/sssp

Quick Multi-Robot Motion Planning by Combining Sampling and Search

Primary LanguageJuliaMIT LicenseMIT

sssp

MIT License CI

The code repository of the paper "Quick Multi-Robot Motion Planning by Combining Sampling and Search" (SSSP).

  • It is written in Julia (≥v1.6) and tested on MacOS-10.15.
  • The accompanied solvers are PRM [1], RRT [2], RRT-Connect [3], PP (PRM-based) [4], CBS (PRM-based) [5], and SSSP.

Please cite the following paper if you use the code in your published research:

@article{okumura2022sssp,
  title={Quick Multi-Robot Motion Planning by Combining Sampling and Search},
  author={Okumura, Keisuke and D{\'e}fago, Xavier},
  journal={arXiv preprint},
  year={2022}
}

Setup

git clone https://github.com/Kei18/sssp.git && cd sssp
julia --project=. -e 'using Pkg; Pkg.instantiate()'

Minimum Example

Here, I give a minimal example of the MRMP library. You can implement the below with RELP or JupyterLab.

Enter RELP

julia --project=.

Open JupyterLab

julia --project=. -e "using IJulia; jupyterlab()"

Step 1. Generate Instance

import Random: seed!
using MRMP

seed!(46)
ins = MRMP.gen_random_instance_StatePoint2D(;
    N = 5,
    rad = 0.1,
    num_obs = 3,
    rad_obs = 0.1,
)
config_init, config_goal, obstacles, ins_params... = ins         # example of ins_params: radius, base positions of arms

The first time may take time for JIT compiling.

With jupyterlab, you can visualize the generated instance as follows:

MRMP.plot_instance!(ins...)

Step 2. Define Utility Functions

connect = gen_connect(config_init[1], obstacles, ins_params...)  # connection checker
collide = gen_collide(config_init[1], ins_params...)             # collision checker
check_goal = gen_check_goal(config_goal)                         # goal judge

Step 3. Solve Problem

@time solution, roadmaps = MRMP.Solvers.SSSP(
    config_init,
    config_goal,
    connect,
    collide,
    check_goal;
    TIME_LIMIT = 10,
)
validate(config_init, connect, collide, check_goal, solution)    # check validity of solution

Step 4. Refine Solution

(TPG, solution, cost) = smoothing(solution, connect, collide)
println(cost)

Step 5. Visualize Solution

plot_anim!(config_init, config_goal, obstacles, ins_params...; solution=solution, interpolate_depth=2)

You now get tmp.gif like below.

Utilities

Test

julia --project -e 'using Pkg; Pkg.test()'

Formatting

julia --project=. -e 'using JuliaFormatter; format(".")'

Reproduction

v1.0

Hyperparameter Optimization with Hyperopt.jl

julia --project=. --threads=auto
> include("./scripts/hypraopt.jl")
> @time main("./scripts/config/hypra/params.yaml", "./scripts/config/eval/point2d.yaml")

Evaluate Algorithms

julia --project=. --threads=auto
> include("./scripts/eval.jl")
> @time main("./scripts/config/eval/point2d.yaml", "time_limit=300")

Scalability Test

julia --project=. --threads=auto
> include("./scripts/eval.jl")
> @time foreach(N -> main("./scripts/config/eval/point2d_many.yaml", "instance.N=$N"), 10:10:50)

Ablation Study

julia --project=. --threads=auto
> include("./scripts/eval.jl")
> @time main("./scripts/config/eval/point2d_ablation.yaml")

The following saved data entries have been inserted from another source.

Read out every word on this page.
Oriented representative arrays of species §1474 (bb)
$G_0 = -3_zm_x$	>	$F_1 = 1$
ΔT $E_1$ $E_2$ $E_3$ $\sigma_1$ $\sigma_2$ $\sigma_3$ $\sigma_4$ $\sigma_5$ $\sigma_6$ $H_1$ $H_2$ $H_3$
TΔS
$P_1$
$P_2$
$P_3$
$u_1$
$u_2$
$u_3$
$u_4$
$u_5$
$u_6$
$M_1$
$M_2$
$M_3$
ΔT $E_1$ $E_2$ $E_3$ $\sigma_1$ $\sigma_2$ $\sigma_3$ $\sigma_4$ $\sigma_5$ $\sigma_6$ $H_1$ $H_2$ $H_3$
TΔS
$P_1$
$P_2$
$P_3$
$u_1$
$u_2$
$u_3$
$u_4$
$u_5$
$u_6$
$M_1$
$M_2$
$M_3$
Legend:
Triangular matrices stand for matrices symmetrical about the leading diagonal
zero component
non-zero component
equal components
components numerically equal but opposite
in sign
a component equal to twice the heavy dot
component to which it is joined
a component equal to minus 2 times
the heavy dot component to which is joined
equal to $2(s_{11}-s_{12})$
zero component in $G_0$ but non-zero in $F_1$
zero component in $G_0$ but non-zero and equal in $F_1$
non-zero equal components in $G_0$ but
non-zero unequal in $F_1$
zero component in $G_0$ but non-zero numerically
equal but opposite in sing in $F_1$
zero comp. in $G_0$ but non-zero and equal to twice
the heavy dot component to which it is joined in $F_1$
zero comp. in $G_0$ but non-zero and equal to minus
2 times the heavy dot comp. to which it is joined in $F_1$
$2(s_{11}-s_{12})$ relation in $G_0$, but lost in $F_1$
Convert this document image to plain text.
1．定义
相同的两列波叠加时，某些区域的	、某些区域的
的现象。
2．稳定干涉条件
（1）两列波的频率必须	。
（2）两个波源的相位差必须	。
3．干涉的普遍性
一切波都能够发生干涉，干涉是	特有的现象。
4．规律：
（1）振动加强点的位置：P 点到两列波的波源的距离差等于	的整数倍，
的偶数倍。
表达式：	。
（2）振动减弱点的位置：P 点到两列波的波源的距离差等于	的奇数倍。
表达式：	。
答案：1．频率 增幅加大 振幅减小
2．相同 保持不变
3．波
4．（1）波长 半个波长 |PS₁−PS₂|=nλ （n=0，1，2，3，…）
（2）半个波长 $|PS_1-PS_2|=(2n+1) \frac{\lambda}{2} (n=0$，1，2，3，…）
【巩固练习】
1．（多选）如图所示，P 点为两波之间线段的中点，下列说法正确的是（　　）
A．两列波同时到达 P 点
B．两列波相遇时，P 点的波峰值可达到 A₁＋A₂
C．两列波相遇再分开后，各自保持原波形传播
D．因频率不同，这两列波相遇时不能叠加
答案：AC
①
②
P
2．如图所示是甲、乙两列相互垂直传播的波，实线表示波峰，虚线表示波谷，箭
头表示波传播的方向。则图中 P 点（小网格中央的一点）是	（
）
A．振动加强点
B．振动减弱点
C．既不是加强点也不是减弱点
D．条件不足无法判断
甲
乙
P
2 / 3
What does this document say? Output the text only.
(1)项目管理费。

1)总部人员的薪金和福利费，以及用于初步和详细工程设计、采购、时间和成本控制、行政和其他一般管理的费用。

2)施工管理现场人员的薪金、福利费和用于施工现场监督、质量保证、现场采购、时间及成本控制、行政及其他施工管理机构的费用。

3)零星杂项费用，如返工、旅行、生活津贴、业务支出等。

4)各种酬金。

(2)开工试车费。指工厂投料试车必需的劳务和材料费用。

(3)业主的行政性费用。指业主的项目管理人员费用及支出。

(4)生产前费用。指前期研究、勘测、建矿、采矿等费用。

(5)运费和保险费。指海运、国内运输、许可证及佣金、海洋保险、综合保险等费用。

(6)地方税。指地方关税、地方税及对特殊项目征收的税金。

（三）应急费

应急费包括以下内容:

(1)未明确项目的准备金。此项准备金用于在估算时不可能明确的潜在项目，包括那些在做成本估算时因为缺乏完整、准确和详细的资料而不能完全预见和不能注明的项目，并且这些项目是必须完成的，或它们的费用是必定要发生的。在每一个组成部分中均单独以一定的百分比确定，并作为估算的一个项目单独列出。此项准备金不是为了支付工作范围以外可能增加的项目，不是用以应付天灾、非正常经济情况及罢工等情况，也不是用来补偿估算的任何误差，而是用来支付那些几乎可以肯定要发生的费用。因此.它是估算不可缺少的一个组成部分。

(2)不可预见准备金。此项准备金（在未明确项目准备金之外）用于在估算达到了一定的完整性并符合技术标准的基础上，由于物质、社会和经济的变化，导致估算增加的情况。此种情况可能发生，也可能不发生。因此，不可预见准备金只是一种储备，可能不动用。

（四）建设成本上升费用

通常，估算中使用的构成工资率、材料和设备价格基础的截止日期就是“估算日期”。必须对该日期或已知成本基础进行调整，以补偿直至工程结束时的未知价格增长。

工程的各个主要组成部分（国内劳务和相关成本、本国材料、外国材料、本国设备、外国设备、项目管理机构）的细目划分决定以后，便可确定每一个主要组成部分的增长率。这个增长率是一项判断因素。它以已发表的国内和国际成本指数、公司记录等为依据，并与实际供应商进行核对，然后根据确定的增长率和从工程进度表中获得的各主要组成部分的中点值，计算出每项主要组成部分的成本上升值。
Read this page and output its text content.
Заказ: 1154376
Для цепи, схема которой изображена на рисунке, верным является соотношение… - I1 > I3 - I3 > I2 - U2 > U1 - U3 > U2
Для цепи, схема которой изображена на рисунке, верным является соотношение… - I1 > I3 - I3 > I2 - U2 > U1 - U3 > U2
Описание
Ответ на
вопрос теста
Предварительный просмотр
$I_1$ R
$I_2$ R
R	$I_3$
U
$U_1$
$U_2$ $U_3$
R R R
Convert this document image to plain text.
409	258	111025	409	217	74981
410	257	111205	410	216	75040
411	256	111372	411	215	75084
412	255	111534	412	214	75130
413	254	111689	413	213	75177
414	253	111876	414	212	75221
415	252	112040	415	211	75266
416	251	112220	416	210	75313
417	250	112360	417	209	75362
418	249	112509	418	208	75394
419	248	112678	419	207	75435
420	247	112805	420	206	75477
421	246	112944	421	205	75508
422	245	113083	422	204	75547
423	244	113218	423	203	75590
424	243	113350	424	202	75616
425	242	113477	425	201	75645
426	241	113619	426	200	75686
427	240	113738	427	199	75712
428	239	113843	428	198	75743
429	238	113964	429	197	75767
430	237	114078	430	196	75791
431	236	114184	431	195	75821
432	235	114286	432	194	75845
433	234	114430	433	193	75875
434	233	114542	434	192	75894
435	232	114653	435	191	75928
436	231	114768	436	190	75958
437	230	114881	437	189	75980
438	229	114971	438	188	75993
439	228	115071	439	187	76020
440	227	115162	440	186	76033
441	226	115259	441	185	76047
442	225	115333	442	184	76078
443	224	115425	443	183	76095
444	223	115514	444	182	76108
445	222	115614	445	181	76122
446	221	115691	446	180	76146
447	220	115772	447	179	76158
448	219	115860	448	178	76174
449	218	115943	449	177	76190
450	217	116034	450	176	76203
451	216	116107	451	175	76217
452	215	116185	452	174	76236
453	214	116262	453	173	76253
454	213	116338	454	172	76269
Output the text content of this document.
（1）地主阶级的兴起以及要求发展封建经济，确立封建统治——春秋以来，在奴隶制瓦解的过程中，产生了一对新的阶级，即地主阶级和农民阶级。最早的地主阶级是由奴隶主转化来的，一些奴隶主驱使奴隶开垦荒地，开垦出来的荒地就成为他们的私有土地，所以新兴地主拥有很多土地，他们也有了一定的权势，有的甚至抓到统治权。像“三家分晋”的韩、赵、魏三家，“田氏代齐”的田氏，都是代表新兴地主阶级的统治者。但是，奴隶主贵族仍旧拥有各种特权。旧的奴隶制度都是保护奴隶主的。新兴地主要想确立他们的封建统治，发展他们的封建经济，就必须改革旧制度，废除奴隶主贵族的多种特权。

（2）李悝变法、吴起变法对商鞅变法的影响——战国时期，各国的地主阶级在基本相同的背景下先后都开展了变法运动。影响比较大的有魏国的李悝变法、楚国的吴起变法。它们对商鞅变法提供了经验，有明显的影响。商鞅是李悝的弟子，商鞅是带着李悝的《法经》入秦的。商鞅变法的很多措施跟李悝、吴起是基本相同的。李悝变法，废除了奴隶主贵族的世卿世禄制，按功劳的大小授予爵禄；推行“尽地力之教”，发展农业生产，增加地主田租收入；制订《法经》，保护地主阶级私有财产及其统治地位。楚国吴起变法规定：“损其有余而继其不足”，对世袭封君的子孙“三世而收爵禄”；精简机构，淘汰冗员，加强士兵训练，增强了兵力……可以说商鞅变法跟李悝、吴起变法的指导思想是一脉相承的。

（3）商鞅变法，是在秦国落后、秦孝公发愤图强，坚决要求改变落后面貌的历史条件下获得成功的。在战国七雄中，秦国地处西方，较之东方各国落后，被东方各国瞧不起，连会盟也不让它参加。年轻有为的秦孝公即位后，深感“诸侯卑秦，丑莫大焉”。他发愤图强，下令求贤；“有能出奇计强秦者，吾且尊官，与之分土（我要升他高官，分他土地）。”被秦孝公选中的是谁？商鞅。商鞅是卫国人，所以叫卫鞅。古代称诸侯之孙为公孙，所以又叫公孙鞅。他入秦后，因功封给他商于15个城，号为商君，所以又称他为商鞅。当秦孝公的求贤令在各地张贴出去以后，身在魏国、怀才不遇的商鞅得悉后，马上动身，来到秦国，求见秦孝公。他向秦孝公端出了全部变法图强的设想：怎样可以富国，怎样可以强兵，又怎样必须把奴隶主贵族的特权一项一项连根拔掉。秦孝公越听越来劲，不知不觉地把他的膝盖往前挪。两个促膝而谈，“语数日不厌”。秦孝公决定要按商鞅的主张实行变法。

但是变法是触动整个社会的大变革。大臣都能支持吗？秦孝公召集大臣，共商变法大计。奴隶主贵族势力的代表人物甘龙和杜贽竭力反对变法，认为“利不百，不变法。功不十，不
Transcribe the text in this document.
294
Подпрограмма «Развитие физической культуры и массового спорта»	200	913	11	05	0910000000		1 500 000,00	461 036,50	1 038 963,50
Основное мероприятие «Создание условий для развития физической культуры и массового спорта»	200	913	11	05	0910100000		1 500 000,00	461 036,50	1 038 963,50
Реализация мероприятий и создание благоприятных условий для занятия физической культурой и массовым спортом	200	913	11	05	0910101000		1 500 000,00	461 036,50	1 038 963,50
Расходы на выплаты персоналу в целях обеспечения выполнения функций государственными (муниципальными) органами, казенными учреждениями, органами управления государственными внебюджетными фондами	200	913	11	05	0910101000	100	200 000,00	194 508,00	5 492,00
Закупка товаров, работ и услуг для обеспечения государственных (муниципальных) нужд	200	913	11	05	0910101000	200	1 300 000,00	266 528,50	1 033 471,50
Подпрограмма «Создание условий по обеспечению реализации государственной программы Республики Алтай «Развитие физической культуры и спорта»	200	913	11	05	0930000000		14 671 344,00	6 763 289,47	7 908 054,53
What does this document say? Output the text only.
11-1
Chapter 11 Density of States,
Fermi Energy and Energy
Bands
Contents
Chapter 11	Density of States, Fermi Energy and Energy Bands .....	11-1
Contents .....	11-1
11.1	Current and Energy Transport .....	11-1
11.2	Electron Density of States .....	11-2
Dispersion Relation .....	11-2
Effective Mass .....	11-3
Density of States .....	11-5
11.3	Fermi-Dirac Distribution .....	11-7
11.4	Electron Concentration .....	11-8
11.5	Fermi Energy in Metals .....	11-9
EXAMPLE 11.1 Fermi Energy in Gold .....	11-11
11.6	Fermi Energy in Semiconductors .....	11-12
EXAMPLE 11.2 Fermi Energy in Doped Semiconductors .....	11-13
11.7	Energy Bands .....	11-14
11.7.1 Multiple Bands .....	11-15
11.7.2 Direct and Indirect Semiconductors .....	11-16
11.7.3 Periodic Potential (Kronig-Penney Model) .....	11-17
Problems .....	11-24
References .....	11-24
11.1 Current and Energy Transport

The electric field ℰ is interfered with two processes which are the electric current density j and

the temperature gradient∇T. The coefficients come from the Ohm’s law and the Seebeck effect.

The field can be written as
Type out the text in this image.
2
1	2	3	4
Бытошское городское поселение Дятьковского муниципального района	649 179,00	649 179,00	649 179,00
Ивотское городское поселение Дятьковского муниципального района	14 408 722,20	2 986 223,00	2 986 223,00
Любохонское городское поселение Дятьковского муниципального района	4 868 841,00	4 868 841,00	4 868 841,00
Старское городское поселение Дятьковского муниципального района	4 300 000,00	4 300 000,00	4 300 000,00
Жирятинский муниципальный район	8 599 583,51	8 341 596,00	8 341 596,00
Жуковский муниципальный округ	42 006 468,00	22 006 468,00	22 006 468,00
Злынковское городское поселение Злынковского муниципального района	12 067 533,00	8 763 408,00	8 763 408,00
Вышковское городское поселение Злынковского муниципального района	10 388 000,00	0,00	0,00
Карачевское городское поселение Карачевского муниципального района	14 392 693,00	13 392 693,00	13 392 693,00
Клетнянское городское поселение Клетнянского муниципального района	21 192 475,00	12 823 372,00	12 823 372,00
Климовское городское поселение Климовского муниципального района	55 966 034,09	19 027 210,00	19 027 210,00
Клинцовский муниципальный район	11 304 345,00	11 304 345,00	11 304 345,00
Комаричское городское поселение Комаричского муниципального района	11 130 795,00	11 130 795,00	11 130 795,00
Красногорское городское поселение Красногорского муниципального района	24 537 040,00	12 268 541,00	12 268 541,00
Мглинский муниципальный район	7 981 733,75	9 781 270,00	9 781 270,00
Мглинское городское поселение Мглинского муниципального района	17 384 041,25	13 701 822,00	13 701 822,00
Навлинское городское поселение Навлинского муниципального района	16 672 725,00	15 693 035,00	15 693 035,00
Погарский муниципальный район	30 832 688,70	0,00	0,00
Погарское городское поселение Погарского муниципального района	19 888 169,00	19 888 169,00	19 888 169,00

Start Planning Server (Robot Demo)

julia --project=.
> include("./scripts/server.jl")
> # To close the server, just run `close()`

Notes

  • Several planning examples are available in ./notebooks.
  • The evaluation script is inspired by Hydra.
  • Dubins paths are computed by Dubins.jl.

Licence

This software is released under the MIT License, see LICENSE.txt.

Author

Keisuke Okumura is a Ph.D. student at the Tokyo Institute of Technology, interested in controlling multiple moving agents.

Reference

  1. Kavraki, L. E., Svestka, P., Latombe, J. C., & Overmars, M. H. (1996). Probabilistic roadmaps for path planning in high-dimensional configuration spaces. IEEE transactions on Robotics and Automation.
  2. LaValle, S. M. (1998). Rapidly-exploring random trees: A new tool for path planning.
  3. Kuffner, J. J., & LaValle, S. M. (2000). RRT-connect: An efficient approach to single-query path planning. In ICRA.
  4. Erdmann, M., & Lozano-Perez, T. (1987). On multiple moving objects. Algorithmica.
  5. Sharon, G., Stern, R., Felner, A., & Sturtevant, N. R. (2015). Conflict-based search for optimal multi-agent pathfinding. Artificial Intelligence (AIJ).